Вскоре совершенно неожиданно меня перевели на гарнизонную гауптвахту и посадили вместе с П. Дело объяснилось чрезвычайно просто. На гауптвахте караул, которому подчинялась и гауптвахта 1-го стрелкового полка, где я сидел, сменяется ежедневно. Режим зачастую определяется просто личными качествами караульного начальника. Очень часто караульными начальниками были анненковские или красильниковские офицеры; тогда нашему брату приходилось плохо. На этот раз караульным начальником оказался бывший народный учитель Семиреченской области. Парень простой, с «учредительским» настроением, к тому же любил выпить. П. и другой товарищ, прапорщик К., воспользовались этим, с его разрешения обзавелись водкой, подпоили его и под шумок сказали ему, чтобы он перевел меня с гауптвахты 1-го Сибирского стрелкового полка на гарнизонную. Узнавши, кто я, тот сейчас же послал за мной конвоиров. Я очутился со своими. Но прапорщик выпил слишком много и в пьяном виде за какую-то дерзость хватил по уху пришедшего к нему по служебным делам стражника комендантского управления. Получился скандал. Несчастного прапорщика сейчас же посадили на 30 суток на гауптвахту. Его солдаты сменились и ушли, а он остался с нами. На гарнизонную гауптвахту я попал в сравнительно хорошую камеру, в среду своих товарищей, жуткое настроение мое понемногу стало смягчаться. Нужно было целую неделю отмываться, чтобы очиститься от того слоя копоти и грязи, который накопился за время сидения моего на полковой гауптвахте. П. вскоре освободили. Это улучшило наше положение. П. стал бегать по союзническим консульствам, вопиять, делать шум вокруг моего имени. К нам привели офицера Мурашкина, с которым мы оказались старинными знакомыми. Привели еще Дворжеца – появилась масса новых сведений. Свидания запретили, но благодаря связям с арестованными офицерами мы постоянно переписывались с волей, получали газеты; П., благодаря старому знакомству с караульными начальниками, которые периодически повторялись раза два, пробирался на гауптвахту, целыми часами просиживал в нашей камере. Приступы малярии, благодаря усиленному употреблению хины в сухой камере, прекратились, но зато усилился кашель, в мокроте показалась кровь, болело горло. У меня во время этапных скитаний после 1915 года обнаружился туберкулез, но тогда удалось уехать на юг Франции в Montpellier, и легкие быстро зарубцoвались. Теперь видимо процесс возобновился. Товарищи встревожились.

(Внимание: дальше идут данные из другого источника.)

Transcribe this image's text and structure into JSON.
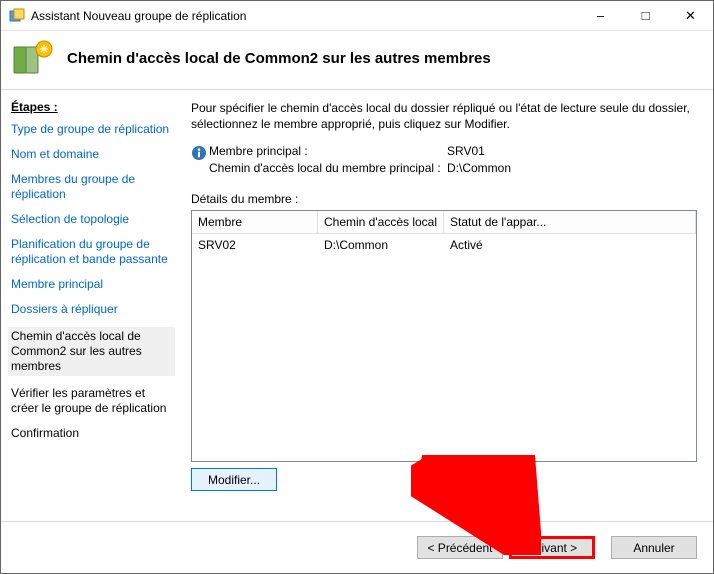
{
  "title": "Assistant Nouveau groupe de réplication",
  "header_title": "Chemin d'accès local de Common2 sur les autres membres",
  "sidebar": {
    "title": "Étapes :",
    "steps": [
      {
        "label": "Type de groupe de réplication",
        "state": "done"
      },
      {
        "label": "Nom et domaine",
        "state": "done"
      },
      {
        "label": "Membres du groupe de réplication",
        "state": "done"
      },
      {
        "label": "Sélection de topologie",
        "state": "done"
      },
      {
        "label": "Planification du groupe de réplication et bande passante",
        "state": "done"
      },
      {
        "label": "Membre principal",
        "state": "done"
      },
      {
        "label": "Dossiers à répliquer",
        "state": "done"
      },
      {
        "label": "Chemin d'accès local de Common2 sur les autres membres",
        "state": "current"
      },
      {
        "label": "Vérifier les paramètres et créer le groupe de réplication",
        "state": "future"
      },
      {
        "label": "Confirmation",
        "state": "future"
      }
    ]
  },
  "main": {
    "instruction": "Pour spécifier le chemin d'accès local du dossier répliqué ou l'état de lecture seule du dossier, sélectionnez le membre approprié, puis cliquez sur Modifier.",
    "principal_member_label": "Membre principal :",
    "principal_member_value": "SRV01",
    "principal_path_label": "Chemin d'accès local du membre principal :",
    "principal_path_value": "D:\\Common",
    "details_label": "Détails du membre :",
    "columns": {
      "c1": "Membre",
      "c2": "Chemin d'accès local",
      "c3": "Statut de l'appar..."
    },
    "rows": [
      {
        "c1": "SRV02",
        "c2": "D:\\Common",
        "c3": "Activé"
      }
    ],
    "modify_label": "Modifier..."
  },
  "footer": {
    "prev": "< Précédent",
    "next": "Suivant >",
    "cancel": "Annuler"
  }
}
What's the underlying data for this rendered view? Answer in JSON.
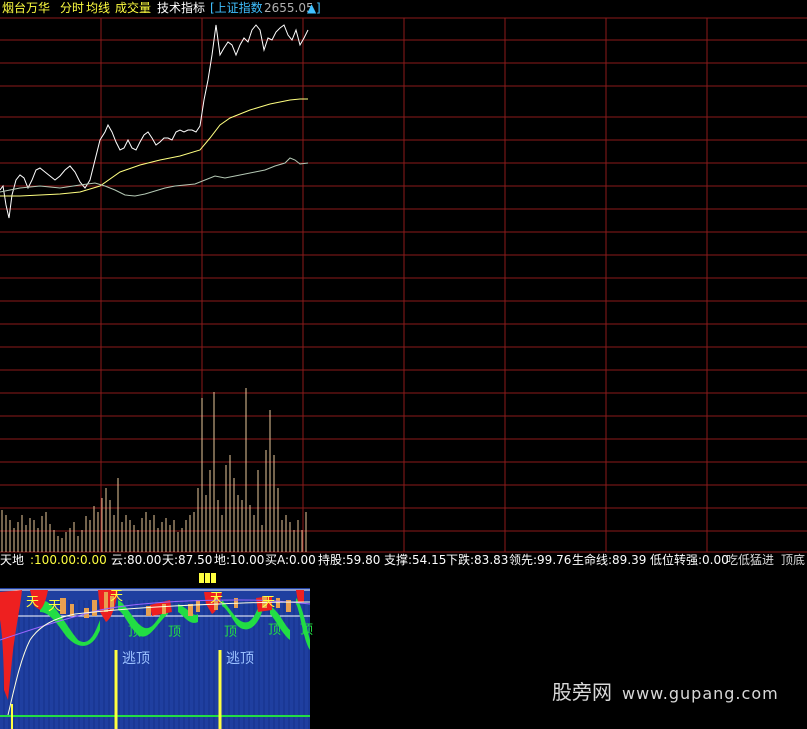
{
  "header": {
    "stock_name": "烟台万华",
    "tabs": [
      "分时",
      "均线",
      "成交量",
      "技术指标"
    ],
    "index_label": "[上证指数",
    "index_value": "2655.05",
    "index_arrow": "▲",
    "index_close": "]"
  },
  "indicator_row": {
    "items": [
      "天地",
      ":100.00",
      ":0.00",
      "云:80.00",
      "天:87.50",
      "地:10.00",
      "买A:0.00",
      "持股:59.80",
      "支撑:54.15",
      "下跌:83.83",
      "领先:99.76",
      "生命线:89.39",
      "低位转强:0.00",
      "吃低猛进",
      "顶底"
    ]
  },
  "sub_chart": {
    "labels_top": [
      "天",
      "天",
      "天",
      "天",
      "天"
    ],
    "labels_ding": [
      "顶",
      "顶",
      "顶",
      "顶",
      "顶"
    ],
    "labels_escape": [
      "逃顶",
      "逃顶"
    ]
  },
  "watermark": {
    "site_cn": "股旁网",
    "site_url": "www.gupang.com"
  },
  "colors": {
    "grid": "#8b1a1a",
    "price_line": "#ffffff",
    "avg_line": "#ffff80",
    "index_line": "#b4c8b4",
    "volume": "#e8c89a",
    "sub_bg": "#1f3fa0",
    "sub_green": "#22dd44",
    "sub_red": "#ee2020",
    "sub_orange": "#e8a050",
    "sub_yellow": "#ffff40",
    "sub_purple": "#9966ff"
  }
}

Ввиду полной безнадежности легального освобождения, /31/ стали думать о побеге. Вскоре представился совершенно исключительный случай. На военных гауптвахтах исстари установился обычай: на честное слово арестованных офицеров караульные начальники на свой риск и страх отпускают домой на вечер, иногда на всю ночь. Я решился воспользоваться этим обычаем. Смущало одно обстоятельство, что может пострадать ни в чем неповинный караульный начальник. Навел справки. Оказалось, что с омской гауптвахты так уже бежало немало людей; караульные начальники отделывались или выговором от начальства или недельным арестом на той же гауптвахте. Смущаться было нечем. Я запасся паспортом. Прапорщик К., свой человек, стал проситься у караульного начальника на его честное слово отпустить на 2 часа его и меня. Его он отпустил, но меня не решился. Тогда другой офицер, сожитель по камере, горячий колчаковец и монархист, обратился к караульному начальнику с просьбой, чтобы тот дал мне отпуск в город, под охраной его и K. Караульный начальник согласился. Все втроем направились в квартиру П. Дорогой я убедил К. от П. моего добровольца-конвоира увести куда-нибудь, часа на полтора, на два. Так и сделали. Мы остались вдвоем с П. Пришли Дедусенко, Колосов. Я предложил воспользоваться случаем и скрыться. После некоторого обсуждения, стало ясным, что это неудобно. Просидели мы так часа два совершенно одни, ночью. В передней застучали шпоры моих попутчиков-офицеров. Пришлось итти назад на гауптвахту.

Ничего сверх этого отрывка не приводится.